Vermeiden Sie diese Formeln:
Zinkoxid unter 15%
Titandioxid als einziger Wirkstoff (vor allem UVB-Block, nur begrenzter UVA-Schutz)
SPF-Verstärker: Die Illusion eines zusätzlichen Schutzes
Einige Sonnenschutzmittel enthalten "SPF-Booster" Zutaten, die die SPF-Werte künstlich erhöhen, ohne einen wirklichen Schutz hinzuzufügen.
Butyloctylsalicylat
Tridecylsalicylat
Beide sind modifizierte Formen von Octisalat, einem löslichen chemischen UV-Filter.Ihr geringes Molekülgewicht ermöglicht die Aufnahme in den Blutkreislauf.
Dr. Dudley warnt: "Wie andere Inhaltsstoffe erhöhen sie den SPF fälschlicherweise, aber jedes Salicylat kann in das Blut gelangen und die Plazenta durchqueren - ähnlich wie Aspirin -, so daß schwangere Frauen es vermeiden sollten.Die Risiken für Mensch und Umwelt spiegeln Homosalat und Octisalat wider."
Ölfreie Sonnencreme: Eine klügere Wahl
Ölfreie Sonnencremes sind nicht nur für die Akne-anfällige Haut von Vorteil, sondern auch für diejenigen, die instabile Öle vermeiden, die das Altern beschleunigen können.die bei Hitze/Licht oxidierenDie Oxidation erzeugt freie Radikale, Schlüsselfaktoren für vorzeitiges Altern und Zellschäden.
Vermeiden Sie die Exposition gegenüber PUFA, indem Sie ölfreie Sonnencremes oder solche mit wenig PUFA-Ölen wählen.Suche nach "[Name des Öls] + Fettsäureprofil."
Verursacht Sonnencreme Ausbrüche?
Wenn Sie anfällig für Akne sind, ist es entscheidend, Poren verstopfende Inhaltsstoffe in allen Hautpflegeprodukten, insbesondere Sonnenschutzmitteln, zu vermeiden.Selbst die Bezeichnung "nicht komedogen" kann irreführend sein.Mit Dutzenden potenziell komedogener InhaltsstoffeEin weiteres beliebtes Werkzeug sind die von den Schönheitsärzten Biba de Sousa und Sofie Pavitt.
Komedogene Zutaten zu vermeiden:
Ethylhexylpalmitat
Polyglyceryl-4 Isostearat
Polyglyceryl-3 Diisostearat
Stearinsäure
Isopropylpalmitat
Isopropylmyristat
Sorbitan-Olivat
Lauroyllysin
Samenöle/Butter
Nussöl/Butter
Algen-Extrakt
Sind Silikone in Sonnenschutzmitteln schädlich?
Während Silikone als sicher gelten, beachten Sie, dass sie nicht befeuchten. Stattdessen erzeugen sie eine halbverhüllende Schicht, die Feuchtigkeit einfängt und einen "Rutsch"-Effekt erzeugt.Silikone können das Eindringen anderer Inhaltsstoffe verbessern.Bei Kombination mit komedogenen Bestandteilen können Silikone die Porenversperrung verschlimmern.
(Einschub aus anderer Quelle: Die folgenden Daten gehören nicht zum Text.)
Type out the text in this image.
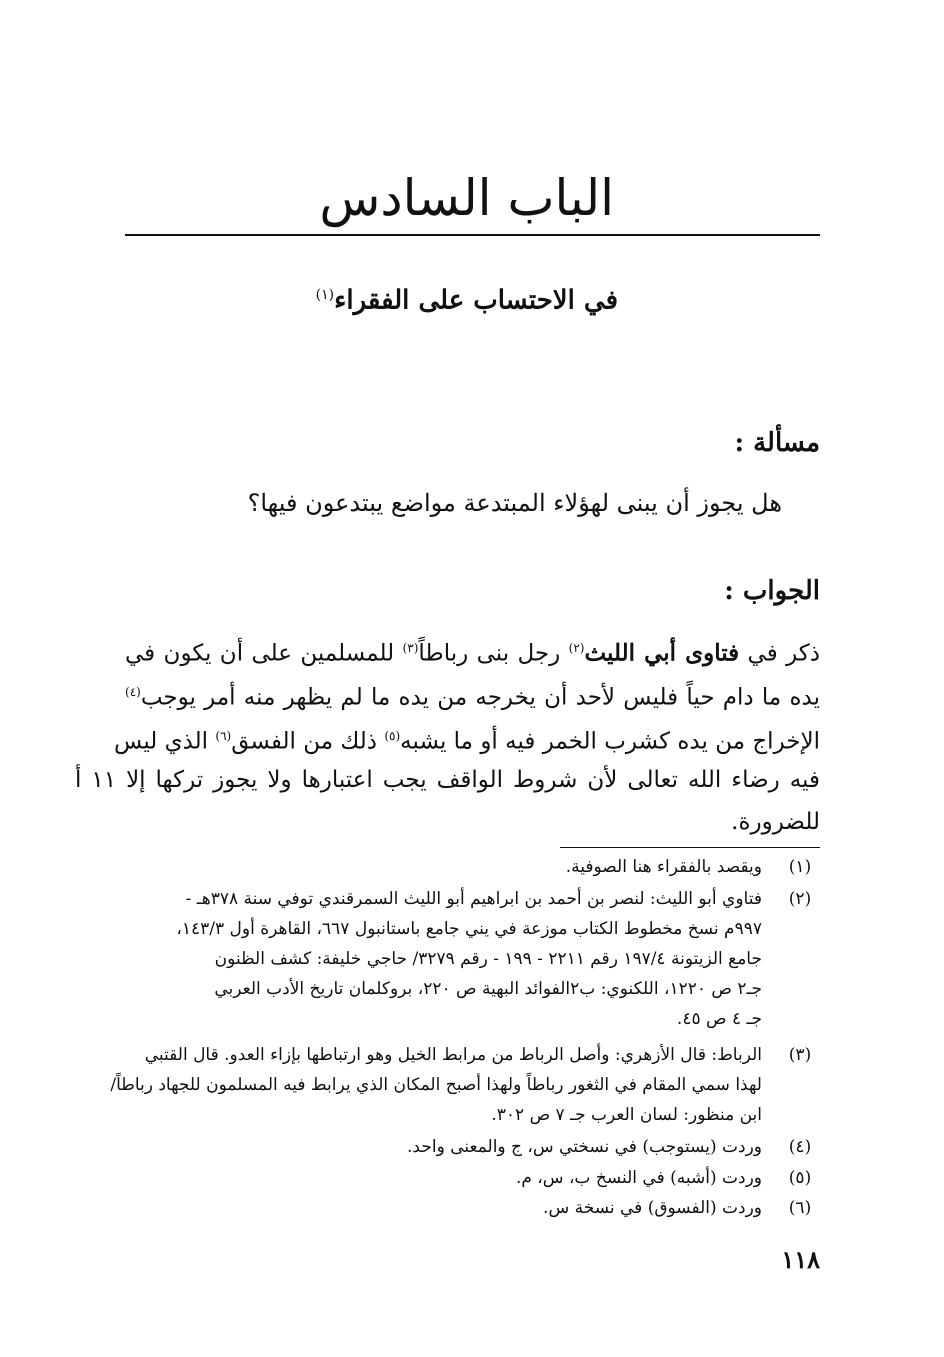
الباب السادس
في الاحتساب على الفقراء$^{(١)}$
مسألة :
هل يجوز أن يبنى لهؤلاء المبتدعة مواضع يبتدعون فيها؟
الجواب :
ذكر في فتاوى أبي الليث$^{(٢)}$ رجل بنى رباطاً$^{(٣)}$ للمسلمين على أن يكون في
يده ما دام حياً فليس لأحد أن يخرجه من يده ما لم يظهر منه أمر يوجب$^{(٤)}$
الإخراج من يده كشرب الخمر فيه أو ما يشبه$^{(٥)}$ ذلك من الفسق$^{(٦)}$ الذي ليس
فيه رضاء الله تعالى لأن شروط الواقف يجب اعتبارها ولا يجوز تركها إلا ١١ أ
للضرورة.
(١)
ويقصد بالفقراء هنا الصوفية.
(٢)
فتاوي أبو الليث: لنصر بن أحمد بن ابراهيم أبو الليث السمرقندي توفي سنة ٣٧٨هـ -
٩٩٧م نسخ مخطوط الكتاب موزعة في يني جامع باستانبول ٦٦٧، القاهرة أول ١٤٣/٣،
جامع الزيتونة ١٩٧/٤ رقم ٢٢١١ - ١٩٩ - رقم ٣٢٧٩/ حاجي خليفة: كشف الظنون
جـ٢ ص ١٢٢٠، اللكنوي: ب٢الفوائد البهية ص ٢٢٠، بروكلمان تاريخ الأدب العربي
جـ ٤ ص ٤٥.
(٣)
الرباط: قال الأزهري: وأصل الرباط من مرابط الخيل وهو ارتباطها بإزاء العدو. قال القتبي
لهذا سمي المقام في الثغور رباطاً ولهذا أصبح المكان الذي يرابط فيه المسلمون للجهاد رباطاً/
ابن منظور: لسان العرب جـ ٧ ص ٣٠٢.
(٤)
وردت (يستوجب) في نسختي س، ج والمعنى واحد.
(٥)
وردت (أشبه) في النسخ ب، س، م.
(٦)
وردت (الفسوق) في نسخة س.
١١٨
Ist der Duft in Sonnencreme ein Problem?
Duftverbindungen, synthetische oder natürliche, gehören zu den Hauptursachen für Hautpflegeirritationen.
Letzter Gedanke: Weise für einen sicheren Sonnenschutz wählen
Die Auswahl eines wirksamen Sonnenschutzes geht über Mineral- und Chemikalien-Etiketten hinaus.Überprüfen Sie die Formel von UV-Filtertypen und -Konzentrationen bis hin zu SPF-Boostern und ÖlenMit diesem Leitfaden können Sie die Etiketten von Sonnenschutzmitteln entschlüsseln und Produkte wählen, die kompromisslos schützen.